Asma Khan’s latest cookery book, Ammu is a delightful collection of childhood recipes that celebrates the power of home cooking and the inextricable link between food and love. Published by Ebury, the book features more than 100 recipes alongside a wonderful memoir which captures Khan’s childhood and the woman who taught her how to cook, her Ammu.
It is mid-March – about a week before Khan’s launch – when I’m able to schedule an interview with her on Zoom. I’ve been sent the book in advance and have spent days salivating at each and every recipe. It’s funny because while I have shelves of cookbooks, there’s nothing like this one, something that transports me to my childhood, reminds me of the dishes my Mum used to make. I instantly fall in love with most of the recipes – there’s everything from chicken biryani to zarda, and while I don’t quite have time to try and test one ahead of our chat, I am buzzing with questions. Khan is notoriously busy – a chef who famously heads up Darjeeling Express I’ve been told I only have fifteen minutes and I’m keen not to waste them.
What strikes me about Ammu is the desire for connection – to home, to family, and the comfort of food you ate as a child. In the days leading up to our chat I wonder if the project was conceived during the pandemic, at a time of heightened social isolation. It’s something I’m keen to ask Khan as she appears on my screen.

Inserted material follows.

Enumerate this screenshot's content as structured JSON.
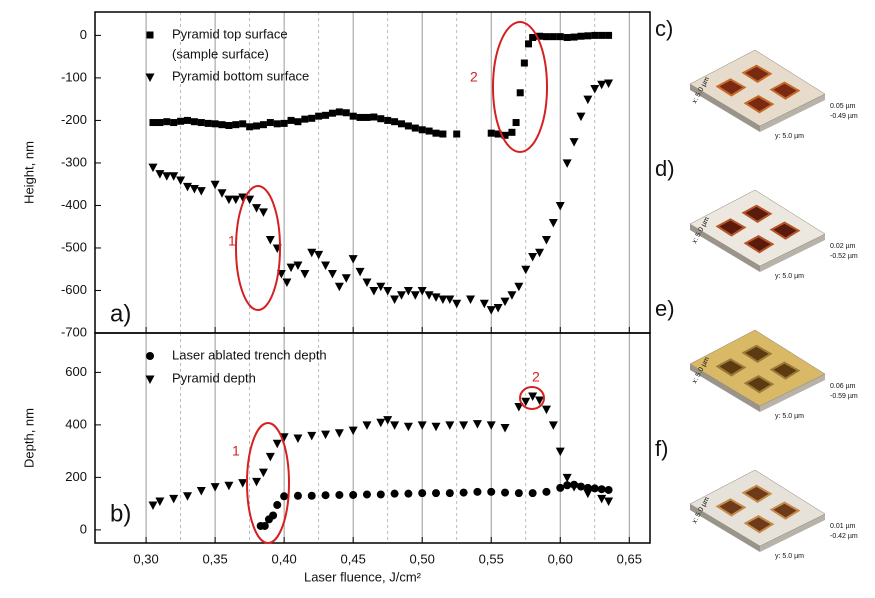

“I always wanted to write this book,” she tells me. The pandemic was devastating for her. Not only was she thousands of miles away from family back home but early on but Khan sadly lost three members of her family to Covid-19, and suddenly the place she grew up was very different.
“I didn’t want to write this book after Ammu,” she pauses. “I wanted her to read this book, I wanted to the book to be in her lifetime and I knew the book would take long.”
Khan’s community was shattered, friends lost their parents, her time was filled with grief and worry. At home, with subsequent lockdowns her restaurant was forced to close, Khan found herself in huge debt with all the responsibility of keeping afloat. “Suddenly everything stopped and I thought this is the time. This is my opportunity. I’ve been shown the door of how I can write this book.” Looking back, she says writing the book probably kept her sane. “It kept me steady because I was extremely anxious about not being able to see my parents and I couldn’t travel.”
We move on to talk about the writing process. It feels slightly counter-intuitive to me, I tell her, to figure out how a dish is made, especially one cooked by our mums because they never seem to care to measure anything. “My mum was exactly like your mum,” she smiles. “You can’t be a South Asian mum if you actually give instructions. That’s below you. My mum’s also completely random – put this, put that and the puts ten things and doesn’t tell you want she’s put in.” And that’s the beauty of a cookbook such as this, it can be the starting point of unravelling the mystery of how Mum made it.
Khan said that it was this mystery that made it difficult to write the book. Her first step was to start in the kitchen and intuitively cook each dish – relying on memory and taste, to figure it out as she went along, to think back to the spices and various processes used. She admits that when she began she didn’t measure anything at all – she says it’s not how she cooks, preferring to cook by andaaz – a process that relies on the hand and eye. It was only later when she was happy with the dish did she recreate it, using exact measurements.
“That’s why the book is invaluable,” she says. And I agree. I am looking forward to making it just like mum because I finally have a useful starting point.
Each chapter of the book is beautifully weaved with an intimate insight into Khan’s roots and culture; from her early life growing up in India to her arrival in Cambridge as a young bride, and later becoming an ammu herself. I ask Khan about what it was like to revisit her childhood for the book, to unearth memories and reflections. She explains that the process was particularly painful. “I cried a lot. I wept. I listened to a lot of music. I couldn’t sleep. I felt quite uprooted again. I felt this when I moved to this country thirty years ago. The sense of fear, of longing, of feeling disconnected from everything. I had this again during the pandemic.” She stops to acknowledge that this was a shared sentiment by people all over the country. “I was writing about places that I knew I could never go back to again. My childhood homes, my people in the book that are no longer there.” Khan says she wanted to write the book with honesty and it is this sincerity that leaps off the page. “I didn’t want to cover up, hide my wounds and my scars. I wanted to tell it as it is.”
Ammu is published by Ebury and is out now.